O rumor segundo a qual o futuro de Ricardo Sá Pinto em Braga dependerá dos resultados que a equipa fizer nas Taças, esta semana, casa bem com as notícias das chicotadas psicológicas no Moreirense e no Boavista, consumadas após a jornada do último fim-de-semana e a tempo de dar aos substitutos de Vítor Campelos e Lito Vidigal o tempo de conferirem às equipas o cunho pessoal durante a breve interrupção competitiva de Natal. Mas não deixa de ser estranho que tanta gente mude ou pense mudar de treinador em equipas com rendimento ainda assim acima do exigível. Boavista e Moreirense estão tranquilamente a meio da tabela, à mesma distância da linha de água que da qualificação europeia. Mudam porquê? O SC Braga tem sido uma das melhores equipas da Liga Europa. Pensa mudar porquê?
O caso do SC Braga é especial. Primeiro porque, atrás daquele semblante sempre seráfico que se vê na tribuna de honra ou nas breves declarações que faz a queixar-se das arbitragens, António Salvador é o vulcão permanentemente mais próximo da erupção que subsiste no futebol português. Depois, porque a equipa de Sá Pinto é o maior enigma da temporada: soma oito vitórias e dois empates em dez jogos na Liga Europa (e defrontando um par de vezes adversários como o Besiktas, o Wolverhampton ou o Spartak Moscovo) e tem apenas cinco jogos ganhos (com seis derrotas) em 14 jornadas da Liga Portuguesa. Por cá, como disse o próprio Sá Pinto, este SC Braga perde com equipas “que não ganham a ninguém”. E, para continuar nas duas Taças – o rumor não especificou se tinha de continuar nas duas – tem de escapar à derrota hoje, na Luz, com o Benfica (para a Taça de Portugal) e domingo, no Capital do Móvel, com o FC Paços de Ferreira (para a Taça da Liga).

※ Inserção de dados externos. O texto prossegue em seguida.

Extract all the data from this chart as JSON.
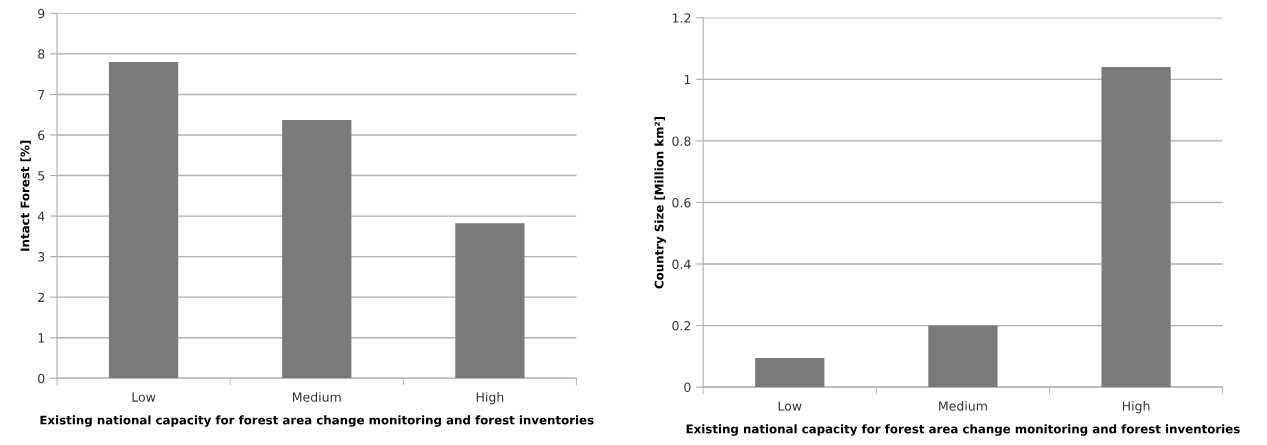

Esta dicotomia é difícil de explicar a não ser por um estado de espírito: a equipa do SC Braga agiganta-se quando sente o prestígio, tem sede de glória, mas aborrece-se quando enfrenta a monotonia de mais um dia no escritório. Ganha no Molineux ao Wolves, na Vodafone Arena ao Besiktas e na Otkrytie Arena ao Spartak Moscovo mas depois perde em Setúbal e nas Aves com equipas que, à data, vinham numa longa série de jogos sem vitória. As tais equipas que “não ganham a ninguém”. Hoje apanha um Benfica em momento excelente, depois de aviar Boavista e FC Famalicão com quatro golos e o Zenit com três. Há glória na vitória. Pode é não haver poder para a alcançar.
Os casos de Boavista e Moreirense são mais típicos, mas nem por isso fáceis de explicar de acordo com uma lógica irrefutável.
É verdade que o Boavista perdeu quatro dos últimos cinco jogos, mas esses jogos incluíram as receções a Benfica e FC Porto e a saída aos terrenos do Vitória FC e do Marítimo, que tinham acabado de mudar de treinador e por isso se tornavam mais difíceis de prever e de contrariar. E as equipas de Lito Vidigal são sempre isso: uma forma de contrariar. Raramente se distinguem pelo que fazem mas sim pelo que impedem o adversário de fazer. Tal como na substituição de Sandro Mendes por Júlio Velásquez, em Setúbal, terá sido uma questão de filosofia futebolística o pavio a levar à chicotada? Mas os responsáveis do Boavista não sabiam o que tinham em casa? Não foi isso que procuraram no momento em que quiseram salvar a equipa da despromoção há um ano? Não andavam satisfeitos da vida quando o Boavista era a única equipa invicta do campeonato, à entrada de Novembro, precisamente porque era capaz de contrariar toda a gente?
Ainda assim, mais estranha é a chicotada no Moreirense. Vítor Campelos pôs a equipa a jogar o mesmo futebol positivo que já era apanágio de Ivo Vieira – não tem é os mesmos jogadores. Chiquinho, Ivanildo, Arsénio, Heriberto, Jhonatan ou Neto, todos titulares, saíram no Verão e o 11º lugar, com menos cinco pontos do que os que a equipa somava à 14ª jornada da época passada (mas a apenas dois do sétimo lugar que então ocupava) parece refletir uma campanha positiva e a caminho dos objetivos que foram delineados. Tendo em conta a escolha do substituto, que vai ser Ricardo Soares, o treinador que levou o SC Covilhã a empatar com o Benfica na Taça da Liga mas é apenas sétimo na II Liga, a ideia que fica é que em Moreira de Cónegos se procura a via inversa, a de uma equipa que seja capaz de contrariar os grandes, mesmo que depois não consiga ganhar aos da mesma igualha.